The proportion of the population aged over 65 is projected to increase from 13% in 2004 to 20% by 2024. As hospital use increases with age (after the age of 50), this ageing of the Australian population can be expected to affect both the demand for and provision of hospital services. In addition, there is evidence that a period in hospital can have an adverse effect on the health of frail older people or people with dementia. Because of their high use of hospital services, and the consequent impact on personal wellbeing and service provision, it is important to understand why older people enter hospital and the characteristics of their stays. This bulletin examines these questions using data for 2004–05.

In summary:

  • Older people are bigger users of hospitals than their younger counterparts, with 53% (29,000) of people in hospital on the night of 30 June 2004 being aged 65 years and over. Throughout 2004–05, 37% of episodes lasting at least one night (or ‘overnight’ episodes) were for older people.
  • At all ages, older men have higher rates of hospital use than older women, and during 2004–05 there were 474.5 overnight hospital episodes per 1,000 older men compared with 414.0 for older women. However, as older women make up a larger proportion of the older population, more overnight hospital episodes (52% in 2004–05) are for women than for men.

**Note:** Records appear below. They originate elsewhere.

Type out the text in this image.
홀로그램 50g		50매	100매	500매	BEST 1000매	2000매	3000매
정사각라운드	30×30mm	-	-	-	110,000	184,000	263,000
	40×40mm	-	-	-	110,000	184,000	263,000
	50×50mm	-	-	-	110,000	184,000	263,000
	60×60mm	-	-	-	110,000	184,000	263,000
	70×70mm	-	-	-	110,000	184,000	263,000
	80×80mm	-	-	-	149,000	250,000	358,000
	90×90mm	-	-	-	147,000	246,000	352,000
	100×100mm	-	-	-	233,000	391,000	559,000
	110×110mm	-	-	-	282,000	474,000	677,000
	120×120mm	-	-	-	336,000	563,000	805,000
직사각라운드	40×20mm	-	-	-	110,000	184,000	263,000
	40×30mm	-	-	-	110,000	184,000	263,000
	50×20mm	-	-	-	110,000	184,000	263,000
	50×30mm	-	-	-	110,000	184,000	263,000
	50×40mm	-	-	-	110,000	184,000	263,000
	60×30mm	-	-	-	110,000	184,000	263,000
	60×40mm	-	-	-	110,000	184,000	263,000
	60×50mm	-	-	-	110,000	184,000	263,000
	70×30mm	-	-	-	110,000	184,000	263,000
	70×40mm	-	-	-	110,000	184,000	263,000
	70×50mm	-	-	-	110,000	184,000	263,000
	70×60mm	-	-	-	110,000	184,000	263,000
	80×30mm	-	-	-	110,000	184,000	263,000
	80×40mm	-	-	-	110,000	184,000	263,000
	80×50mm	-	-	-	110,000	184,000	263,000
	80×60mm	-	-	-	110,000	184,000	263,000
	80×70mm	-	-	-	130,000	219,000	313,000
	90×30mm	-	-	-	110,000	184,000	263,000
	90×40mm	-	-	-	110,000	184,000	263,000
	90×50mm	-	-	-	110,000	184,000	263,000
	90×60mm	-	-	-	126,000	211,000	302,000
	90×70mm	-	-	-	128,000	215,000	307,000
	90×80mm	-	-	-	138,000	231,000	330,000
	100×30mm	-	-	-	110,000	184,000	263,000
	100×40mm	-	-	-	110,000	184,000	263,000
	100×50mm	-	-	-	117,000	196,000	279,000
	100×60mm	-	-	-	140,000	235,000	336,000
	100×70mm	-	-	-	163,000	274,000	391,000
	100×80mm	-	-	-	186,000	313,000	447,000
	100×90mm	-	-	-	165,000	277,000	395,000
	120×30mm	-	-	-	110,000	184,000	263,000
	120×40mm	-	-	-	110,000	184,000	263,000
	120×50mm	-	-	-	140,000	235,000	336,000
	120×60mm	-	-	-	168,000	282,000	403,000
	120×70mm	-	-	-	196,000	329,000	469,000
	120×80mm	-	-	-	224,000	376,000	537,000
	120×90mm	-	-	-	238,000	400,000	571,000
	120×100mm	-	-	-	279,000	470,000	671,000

  • People may receive different types of care while in hospital. The proportion of episodes that are for rehabilitation, geriatric evaluation and management, and maintenance care all increase with age. Consequently, the relative use of acute care decreases with increasing age, going from 94% of hospital episodes for people aged 65–69 down to 85% among very old patients in 2004–05. On average, older people have longer hospital episodes than younger people, the result of a combination of longer stays in acute care and a higher proportion using non-acute care.
  • For acute-care episodes, the length of stay increases steadily with age; however, there is no such relationship for other care types.
  • In 2004–05, one-fifth of hospitalisations for both older men and women were due to diseases of the circulatory system. Cancers and tumours were the next most common cause (11%). However, the prominence of particular diseases changes with age and sex.
  • In many cases, injuries and poisonings resulting in hospitalisation are avoidable. For older people, falls are the most common cause of such injuries. Hospitalisation due to a fall increases with age—from 7.2 overnight hospitalisations per 1,000 people aged 65–74 to 63.5 per 1,000 people aged 85 and over in 2004–05. Older patients in hospital due to injury have relatively long stays.
  • On discharge, older patients are less likely to return to their usual residence, and more likely than younger patients to go into residential care or to have died. A relatively high proportion of injury-related hospital episodes result in discharge to residential aged care or to another health facility.